Folheando ás pressas um Diccionario de Historia, constatamos a veracidade dessa informação e, a titulo de curiosidade, citamos os nomes desses monarchas e dos seus infortunios:

Carlos I, cognominado o bom, rei da Dinamarca foi assassinado em 1127, na egreja Bruges.

Carlos II, o calvo, foi envenenado pelo seu medico Sedecias, em 337.

Carlos III, o simples, morreu encerrado em uma prisão no castello de Perona, em 929.

Carlos VII, o victorioso, temendo ser envenenado por seus filhos, deixou-se morrer de fome, em 1416.

Carlus IX, morreu demente, roido pelos remorsos.

Carlos de França, falleceu preso na torre de Orleans , em 993.

Carlos III, o gordo, morreu desthronado e no abandono universal, em 838.

Carlos V, veiu a fallecer abandonado no mosteiro de S. Justo, na Extremadura Espanhola, em 1558.

Carlos I, da Inglaterra, foi executado na praça publica, deante do palacio de White-Hall, em 1649.

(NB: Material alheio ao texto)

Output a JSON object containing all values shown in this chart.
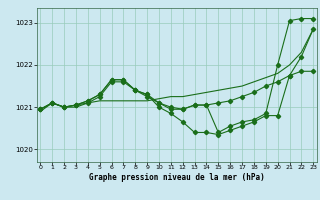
{
  "title": "",
  "xlabel": "Graphe pression niveau de la mer (hPa)",
  "ylabel": "",
  "bg_color": "#cce8f0",
  "line_color": "#1a6e1a",
  "grid_color": "#99ccbb",
  "ylim": [
    1019.7,
    1023.35
  ],
  "xlim": [
    -0.3,
    23.3
  ],
  "yticks": [
    1020,
    1021,
    1022,
    1023
  ],
  "xticks": [
    0,
    1,
    2,
    3,
    4,
    5,
    6,
    7,
    8,
    9,
    10,
    11,
    12,
    13,
    14,
    15,
    16,
    17,
    18,
    19,
    20,
    21,
    22,
    23
  ],
  "series": [
    {
      "y": [
        1020.9,
        1021.1,
        1021.0,
        1021.0,
        1021.1,
        1021.15,
        1021.15,
        1021.15,
        1021.15,
        1021.15,
        1021.2,
        1021.25,
        1021.25,
        1021.3,
        1021.35,
        1021.4,
        1021.45,
        1021.5,
        1021.6,
        1021.7,
        1021.8,
        1022.0,
        1022.3,
        1022.85
      ],
      "has_markers": false
    },
    {
      "y": [
        1020.95,
        1021.1,
        1021.0,
        1021.05,
        1021.15,
        1021.3,
        1021.65,
        1021.65,
        1021.4,
        1021.3,
        1021.1,
        1020.95,
        1020.95,
        1021.05,
        1021.05,
        1021.1,
        1021.15,
        1021.25,
        1021.35,
        1021.5,
        1021.6,
        1021.75,
        1021.85,
        1021.85
      ],
      "has_markers": true
    },
    {
      "y": [
        1020.95,
        1021.1,
        1021.0,
        1021.05,
        1021.15,
        1021.3,
        1021.65,
        1021.65,
        1021.4,
        1021.3,
        1021.0,
        1020.85,
        1020.65,
        1020.4,
        1020.4,
        1020.35,
        1020.45,
        1020.55,
        1020.65,
        1020.8,
        1020.8,
        1021.75,
        1022.2,
        1022.85
      ],
      "has_markers": true
    },
    {
      "y": [
        1020.95,
        1021.1,
        1021.0,
        1021.05,
        1021.1,
        1021.25,
        1021.6,
        1021.6,
        1021.4,
        1021.25,
        1021.1,
        1021.0,
        1020.95,
        1021.05,
        1021.05,
        1020.4,
        1020.55,
        1020.65,
        1020.7,
        1020.85,
        1022.0,
        1023.05,
        1023.1,
        1023.1
      ],
      "has_markers": true
    }
  ]
}
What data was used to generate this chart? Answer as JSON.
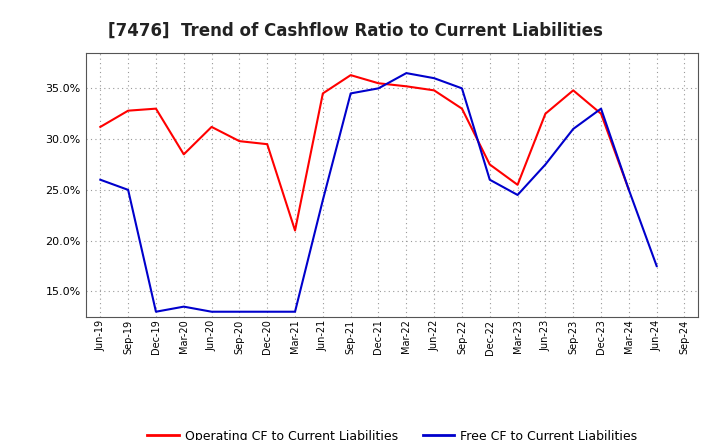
{
  "title": "[7476]  Trend of Cashflow Ratio to Current Liabilities",
  "x_labels": [
    "Jun-19",
    "Sep-19",
    "Dec-19",
    "Mar-20",
    "Jun-20",
    "Sep-20",
    "Dec-20",
    "Mar-21",
    "Jun-21",
    "Sep-21",
    "Dec-21",
    "Mar-22",
    "Jun-22",
    "Sep-22",
    "Dec-22",
    "Mar-23",
    "Jun-23",
    "Sep-23",
    "Dec-23",
    "Mar-24",
    "Jun-24",
    "Sep-24"
  ],
  "operating_cf": [
    31.2,
    32.8,
    33.0,
    28.5,
    31.2,
    29.8,
    29.5,
    21.0,
    34.5,
    36.3,
    35.5,
    35.2,
    34.8,
    33.0,
    27.5,
    25.5,
    32.5,
    34.8,
    32.5,
    25.0,
    null,
    null
  ],
  "free_cf": [
    26.0,
    25.0,
    13.0,
    13.5,
    13.0,
    13.0,
    13.0,
    13.0,
    24.0,
    34.5,
    35.0,
    36.5,
    36.0,
    35.0,
    26.0,
    24.5,
    27.5,
    31.0,
    33.0,
    25.0,
    17.5,
    null
  ],
  "ylim": [
    12.5,
    38.5
  ],
  "yticks": [
    15.0,
    20.0,
    25.0,
    30.0,
    35.0
  ],
  "operating_color": "#ff0000",
  "free_color": "#0000cc",
  "background_color": "#ffffff",
  "grid_color": "#999999",
  "title_fontsize": 12,
  "legend_labels": [
    "Operating CF to Current Liabilities",
    "Free CF to Current Liabilities"
  ]
}
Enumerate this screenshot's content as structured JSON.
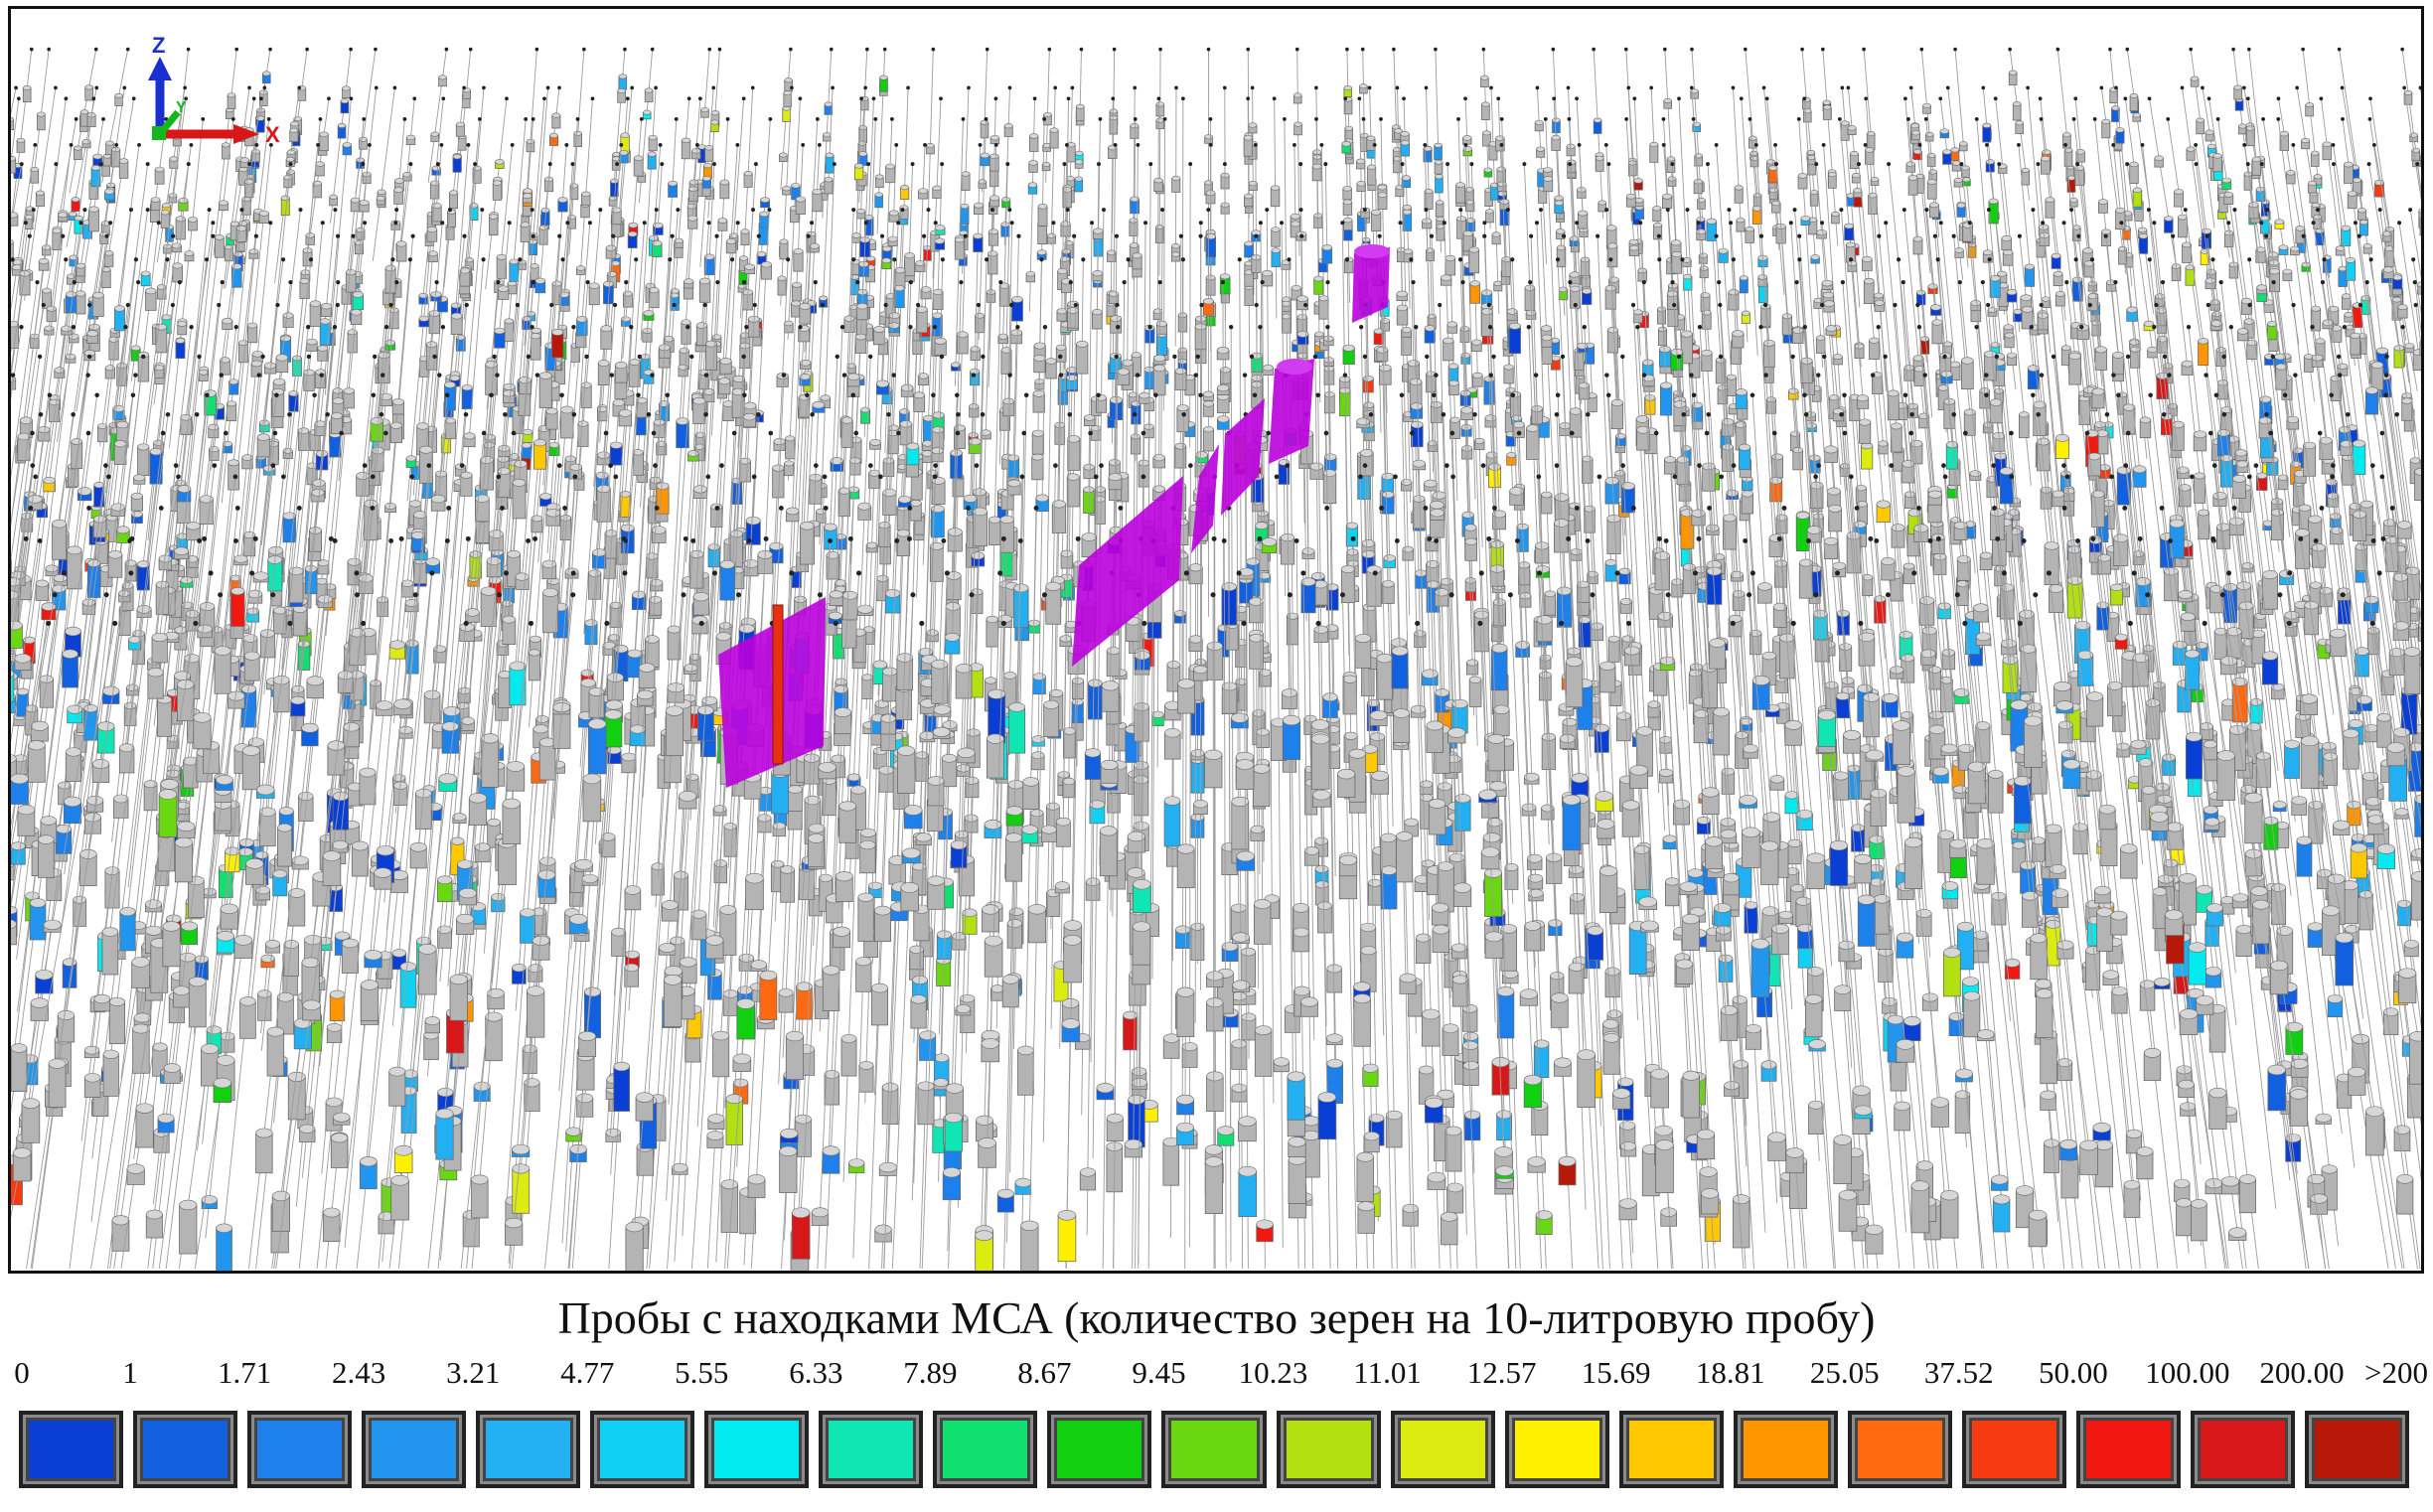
{
  "legend": {
    "title": "Пробы с находками МСА (количество зерен на 10-литровую пробу)",
    "ticks": [
      "0",
      "1",
      "1.71",
      "2.43",
      "3.21",
      "4.77",
      "5.55",
      "6.33",
      "7.89",
      "8.67",
      "9.45",
      "10.23",
      "11.01",
      "12.57",
      "15.69",
      "18.81",
      "25.05",
      "37.52",
      "50.00",
      "100.00",
      "200.00",
      ">200"
    ],
    "colors": [
      "#0a3fd6",
      "#1060e0",
      "#1e80ea",
      "#2296ee",
      "#22b0f2",
      "#10d0f4",
      "#00eaf0",
      "#10e6b4",
      "#10e070",
      "#10d010",
      "#6ad810",
      "#b2e010",
      "#dcec10",
      "#fff000",
      "#ffc800",
      "#ff9600",
      "#ff6a10",
      "#f83a10",
      "#f01810",
      "#d81818",
      "#b81808"
    ]
  },
  "axes": {
    "z_label": "Z",
    "x_label": "X",
    "y_label": "Y",
    "z_color": "#1a2fd0",
    "x_color": "#d81818",
    "y_color": "#10b818"
  },
  "scene": {
    "colors": {
      "hole": "#9c9c9c",
      "sample": "#b4b4b4",
      "zone": "#bb00dd"
    }
  }
}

Carlos VII, da Suecia, foi assassinado em 1167 por Canuto Erickson.

Carlos VIII, da Suecia, foi morto, em 1718, deante da fortaleza de Friederieshald.

Carlos IV, da Hespanha, morreu em Roma em 1811, depois de ter sido obrigado a abdicar.

Carlos III, de Napoles e das Duas Cecilias, morreu assassinado por ordem da rainha da Hungria, em 1386.

Provado está, portanto, ter havido 13 reis Carlos mortos violentamente como o magnanimo D. Carlos I, de Portugal, que brasileiros e portuguezes sabiam querer e amar!

Vida Paulista, São Paulo, 1908, Edição 107.